Ogni altro argomento predicato, ogni tema trattato non può e non deve prescindere dalla croce di Gesù Cristo.

La pressante necessità avvertita da tanti che sprona a cercare nuove vie e nuovi argomenti di discussione non può coinvolgere coloro a cui non deve importare altro che la predicazione della croce.

D’altro canto, non possiamo esser distolti dall’unico messaggio affidatoci da Gesù Cristo stesso (Marco 16:15) che è il messaggio che viene dalla croce (1 Corinzi 11:26).

Non abbiamo altro messaggio da annunciare se non il messaggio che viene dalla croce.

Ogni altro messaggio rende vana la croce di Gesù Cristo (v. 16), anche se il messaggio della croce "è pazzia" per quelli che periscono, ma per quelli che sono salvati "è la potenza di Dio" (v.17).

Abbiamo letto: "noi predichiamo Cristo crocifisso..."

NOI

Chi siamo noi, che abbiamo questo particolare ed unico tipo di predicazione?

PREDICHIAMO

In questo termine non è racchiuso, perché non vi siano dubbi solo il senso della vera attività a cui è chiamato ogni ministro della Parola, ma anche quello di ogni membro del corpo di Cristo.

Il predicare racchiude in sé il senso del «parlare in famiglia di un padre».

Parole dettate dall’amore che il Padre ha per i figli, spinte dall’amore e dal bene per la loro vita e il loro futuro.

Si predica amando chi ci è di fronte, anche quando l’argomento dei discorsi diventa duro, come un padre farebbe con il figlio amato.

Noi siamo chiamati a predicare la croce di Gesù Cristo; perché l’uomo può guadagnare anche tutto il mondo e, se poi perde l’anima sua, fallisce miseramente.

Ma nell’annuncio della croce, nella sua predicazione, c’è la potenza che muta le cose altrimenti immutabili e le muta per sempre.

Chi non ha sperimentato queste cose, non ha compreso il senso della croce, non ha ricevuto il messaggio della croce.

CRISTO CROCIFISSO

È come se l’apostolo Paolo volesse farci notare che c’è la possibilità di trovarci di fronte a tanti Cristo nella stessa figura di Gesù, isolandoli l’uno dall’altro, ma essi non possono che confluire tutti nel Cristo della croce, nel Cristo crocifisso, altrimenti non hanno un senso compiuto.

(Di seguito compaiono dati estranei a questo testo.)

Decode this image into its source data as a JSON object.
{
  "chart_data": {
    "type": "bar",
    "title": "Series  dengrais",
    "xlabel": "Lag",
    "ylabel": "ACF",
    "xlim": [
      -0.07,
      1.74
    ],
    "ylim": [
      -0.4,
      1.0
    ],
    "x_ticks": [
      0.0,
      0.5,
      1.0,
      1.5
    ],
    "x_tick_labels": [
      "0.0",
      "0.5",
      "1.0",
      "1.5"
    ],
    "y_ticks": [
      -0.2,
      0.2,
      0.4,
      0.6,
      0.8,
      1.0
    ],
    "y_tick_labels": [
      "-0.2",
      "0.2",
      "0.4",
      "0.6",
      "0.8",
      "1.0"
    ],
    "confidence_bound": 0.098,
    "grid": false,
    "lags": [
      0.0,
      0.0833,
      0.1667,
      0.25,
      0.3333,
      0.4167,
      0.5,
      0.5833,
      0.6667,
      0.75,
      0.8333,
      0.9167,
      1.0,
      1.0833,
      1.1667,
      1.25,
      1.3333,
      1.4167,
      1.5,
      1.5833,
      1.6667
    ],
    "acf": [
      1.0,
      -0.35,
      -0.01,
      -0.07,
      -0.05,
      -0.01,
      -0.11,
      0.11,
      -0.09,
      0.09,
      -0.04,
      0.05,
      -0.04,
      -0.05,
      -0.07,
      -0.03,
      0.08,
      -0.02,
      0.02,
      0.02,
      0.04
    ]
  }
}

Senza la croce, tutta l’opera di Gesù non avrebbe alcun valore e Gesù sarebbe alla stregua di un Rabbì come tanti altri.

Anche oggi il mondo è pieno di rabbì, dall’Oriente all’Occidente, dal Mezzogiorno al Settentrione e la gente ricerca dietro essi miracoli e sensazioni (v. 22), ma solo Gesù Cristo crocifisso salva l’uomo dal suo destino di perdizione (Romani 3: 23).

Agli occhi di qualcuno Egli forse potrebbe solamente sembrare un procacciatore di fama e di gloria terrena, ma Dio Gli ha dato un Nome che è al di sopra di ogni altro nome (Filippesi 2:8-9).

Gesù ci è stato dato per la croce (1 Pietro 1:18-20) e tutto il cammino che ha intrapreso a partire dalla mangiatoia di Bethlemme è indirizzato verso la croce (Marco 10:32).

Tutto quello che compie in questo tragitto: miracoli, guarigioni, liberazioni, tutto è compiuto nella visione della croce.

La croce ci parla del grande amore di Dio che si dona per soddisfare pienamente la giustizia divina e aprire davanti ai perduti la porta di un avvenire e di una speranza.

Vogliamo annunciare Gesù!

Vogliamo predicare Cristo, e Cristo crocifisso!